Dolphins have just the smallest of ears and the best of hearing. The hardly visible pinholes function along the length of the jaws. This seems to be nicely illustrated in the following picture, where the lower jaw and the mouth line are distorted by vibrations in the water.
Less visible is that the melon, which is known to let sound go out, is also distorted. The current expression for this is 'an acoustic lens'. This is a fatty organ in the shape of a flattened egg with the point forward. It is believed to focus sound and transports it into water with minimal resistance. Its function is not fully understood and that may partly be caused by a contradiction between the two assumed functions. The similarity between the tissue that transmits the sound and the enclosing water involves a marginal outlet that is not part of the focussed sound beam. That makes it at least hypothetically possible that part of the sound produced will spread around the head.

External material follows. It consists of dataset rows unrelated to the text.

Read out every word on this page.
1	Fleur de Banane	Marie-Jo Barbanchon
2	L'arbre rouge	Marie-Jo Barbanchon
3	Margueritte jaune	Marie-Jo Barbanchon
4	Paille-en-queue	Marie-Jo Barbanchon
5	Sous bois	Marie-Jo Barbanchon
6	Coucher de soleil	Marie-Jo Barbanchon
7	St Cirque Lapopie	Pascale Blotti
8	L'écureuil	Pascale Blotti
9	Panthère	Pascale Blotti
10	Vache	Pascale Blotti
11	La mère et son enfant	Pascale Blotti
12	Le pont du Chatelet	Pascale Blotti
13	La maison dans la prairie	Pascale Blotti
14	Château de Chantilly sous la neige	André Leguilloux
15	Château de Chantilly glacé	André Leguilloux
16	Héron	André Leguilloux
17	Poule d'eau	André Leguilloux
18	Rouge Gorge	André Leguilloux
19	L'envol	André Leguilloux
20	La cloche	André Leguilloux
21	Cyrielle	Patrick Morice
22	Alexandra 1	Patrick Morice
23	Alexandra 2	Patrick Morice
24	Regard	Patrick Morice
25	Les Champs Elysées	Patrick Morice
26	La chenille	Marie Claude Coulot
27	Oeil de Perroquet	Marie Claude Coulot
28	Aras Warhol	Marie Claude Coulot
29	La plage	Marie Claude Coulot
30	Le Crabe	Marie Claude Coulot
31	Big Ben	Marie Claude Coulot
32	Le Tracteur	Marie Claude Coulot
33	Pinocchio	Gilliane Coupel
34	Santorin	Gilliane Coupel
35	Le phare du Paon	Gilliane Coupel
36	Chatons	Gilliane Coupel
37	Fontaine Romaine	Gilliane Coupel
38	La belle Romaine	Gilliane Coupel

Are these vibe waves caused by incoming or by outgoing sounds? Dusty often makes these purring sounds, seemingly as an ongoing check on her environment. And those are the sounds we can hear. It is not unlikely that she checks other aspects around her in frequencies we cannot hear. It would be pointless to make such sounds if they were not also received, so how can this work?
When my kettle whistles, I often go get it while whistling back myself. When I tune my pitch to that of the kettle, they interfere. This is an oscillation that carries digital information.
If you assume this phenomenon in the sound production of a dolphin then the beam is sent to bounce and the marginal outlet serves to interfere with the echo. The resulting interference then is the primary info scan.
A look under water at the dolphin's head reveals a sunray projection of the surface vibrations on Dusty's melon.
This 'collar' of sound intercepts and codes the echo before it is received by the jaw. The teeth of the dolphin are known to, like antennae, resonate and thereby amplify the returning sound waves. In this the angle at which the rows of teeth stand, ±10°, plays a role, while the length of the jaw gives depth to the 'short band' sound of the interference, the secondary scan. Because the further your eyes stand apart, the more depth you can see and this goes for sound as well, be it here on a gliding scale of about 22 teeth per jaw row.
From aside on the following photos you can see that, in spite of a restless surface, the vibrations projected along Dusty's face and body are markedly stable.
Further backwards the patterns become larger and more diffuse as the intensity of the 'sound collar' decreases.
In the last picture you can see that the vibrations can differ in frequency, meaning that the pitch that produces them is also variable.
I must hasten to state that the above theory is not supported by official research and only an opinion of mine. Like a DIY science.